Smith, C.C. & H.S. Taylor. (2007). Xenoestrogen exposure imprints expression of genes (Hoxa10) required for normal uterine development. The FASEB Journal: Official Publication of the Federation of American Societies for Experimental Biology 21, 239-246. PMID: 17093138

Translated Title: Exposure to foreign estrogens alters expression of gene required for normal uterine development.
Conclusions: Prenatal exposure to Bisphenol A alters the reproductive tract by imprinting essential developmental regulatory genes such as HOXA10 ERE and ARE.

Sun, H., X.L. Xu, L.C. Xu, L. Song, X. Hong, J.F. Chen, et al. (2007). Antiandrogenic activity of pyrethroid pesticides and their metabolite in reporter gene assay. Chemosphere 66, 474-479. PMID: 16857237

Translated Title: Pesticides suppress androgenic activity in vitro.
Conclusions: Using three pyrethroid pesticides (fenvalerate, cypermethrin, permethrin) and their metabolite, along with a human androgen receptor mediated luciferase reporter gene assay, the authors demonstrated that all chemicals analyzed suppressed luciferase expression but none showed androgenic activity.  

Uzumcu, M. & R. Zachow. (2007). Developmental exposure to environmental endocrine disruptors: Consequences within the ovary and on female reproductive function. Reproductive Toxicology (Elmsford, N.Y.) 23, 337-352. PMID: 17140764

Translated Title: Effects of development exposures to environmental endocrine disruptors on the ovary and female reproductive function.
Conclusions: Review suggests that developmental exposure to environmental endocrine disruptors causes not only reproductive anomalies in adulthood, but that these anomalies may be passed down to future generations.

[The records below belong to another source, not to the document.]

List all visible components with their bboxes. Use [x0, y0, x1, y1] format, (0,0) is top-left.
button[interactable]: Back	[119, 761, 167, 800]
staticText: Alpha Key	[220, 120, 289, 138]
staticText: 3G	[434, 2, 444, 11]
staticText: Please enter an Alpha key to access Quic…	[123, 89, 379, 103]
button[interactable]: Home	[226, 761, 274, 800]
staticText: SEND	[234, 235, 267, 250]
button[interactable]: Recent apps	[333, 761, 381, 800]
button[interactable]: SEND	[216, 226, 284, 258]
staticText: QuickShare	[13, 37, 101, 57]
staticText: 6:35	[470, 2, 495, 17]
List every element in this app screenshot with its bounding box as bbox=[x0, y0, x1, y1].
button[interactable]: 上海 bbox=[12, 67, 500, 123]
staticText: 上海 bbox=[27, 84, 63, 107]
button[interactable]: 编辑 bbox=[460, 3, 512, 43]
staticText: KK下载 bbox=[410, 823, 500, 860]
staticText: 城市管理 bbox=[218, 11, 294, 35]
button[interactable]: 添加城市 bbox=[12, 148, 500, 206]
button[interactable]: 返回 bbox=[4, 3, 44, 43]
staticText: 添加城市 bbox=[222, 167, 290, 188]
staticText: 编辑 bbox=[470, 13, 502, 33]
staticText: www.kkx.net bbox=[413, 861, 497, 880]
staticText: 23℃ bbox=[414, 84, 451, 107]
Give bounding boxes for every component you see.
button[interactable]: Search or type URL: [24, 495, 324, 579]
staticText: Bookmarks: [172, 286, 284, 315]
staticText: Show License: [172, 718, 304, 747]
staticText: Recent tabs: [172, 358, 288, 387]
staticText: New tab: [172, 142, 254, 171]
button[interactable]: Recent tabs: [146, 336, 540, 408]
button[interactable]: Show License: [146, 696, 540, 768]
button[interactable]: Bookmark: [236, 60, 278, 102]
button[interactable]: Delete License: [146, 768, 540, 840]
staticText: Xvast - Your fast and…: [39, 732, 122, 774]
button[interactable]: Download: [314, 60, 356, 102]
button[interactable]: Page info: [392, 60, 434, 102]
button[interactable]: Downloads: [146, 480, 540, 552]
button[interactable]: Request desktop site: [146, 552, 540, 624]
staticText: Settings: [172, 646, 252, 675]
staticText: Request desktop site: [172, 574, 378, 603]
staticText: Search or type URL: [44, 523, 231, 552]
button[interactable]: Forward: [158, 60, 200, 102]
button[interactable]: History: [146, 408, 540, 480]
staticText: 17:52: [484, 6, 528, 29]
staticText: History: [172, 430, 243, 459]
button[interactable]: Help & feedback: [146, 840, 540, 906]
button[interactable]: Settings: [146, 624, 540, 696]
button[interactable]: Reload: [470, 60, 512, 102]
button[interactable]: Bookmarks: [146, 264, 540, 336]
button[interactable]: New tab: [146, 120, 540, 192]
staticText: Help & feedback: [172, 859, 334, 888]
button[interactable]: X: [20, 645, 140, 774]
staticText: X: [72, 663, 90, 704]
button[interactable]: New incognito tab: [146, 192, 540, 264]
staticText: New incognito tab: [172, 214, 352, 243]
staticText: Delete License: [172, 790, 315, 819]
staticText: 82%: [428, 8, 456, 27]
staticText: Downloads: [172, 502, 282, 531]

Weiss, B. (2007). Can endocrine disruptors influence neuroplasticity in the aging brain? Neurotoxicology. EPub. PMID: 17350099.

Translated Title: Can endocrine disruptors influence the brain’s natural ability to form new connections as people age?
Conclusions: Authors suggest that exposure to environmental contaminants as well as changing levels of gonadal steroids, may impair the generation of neural pathways, and as a result may impair cognitive function later in life.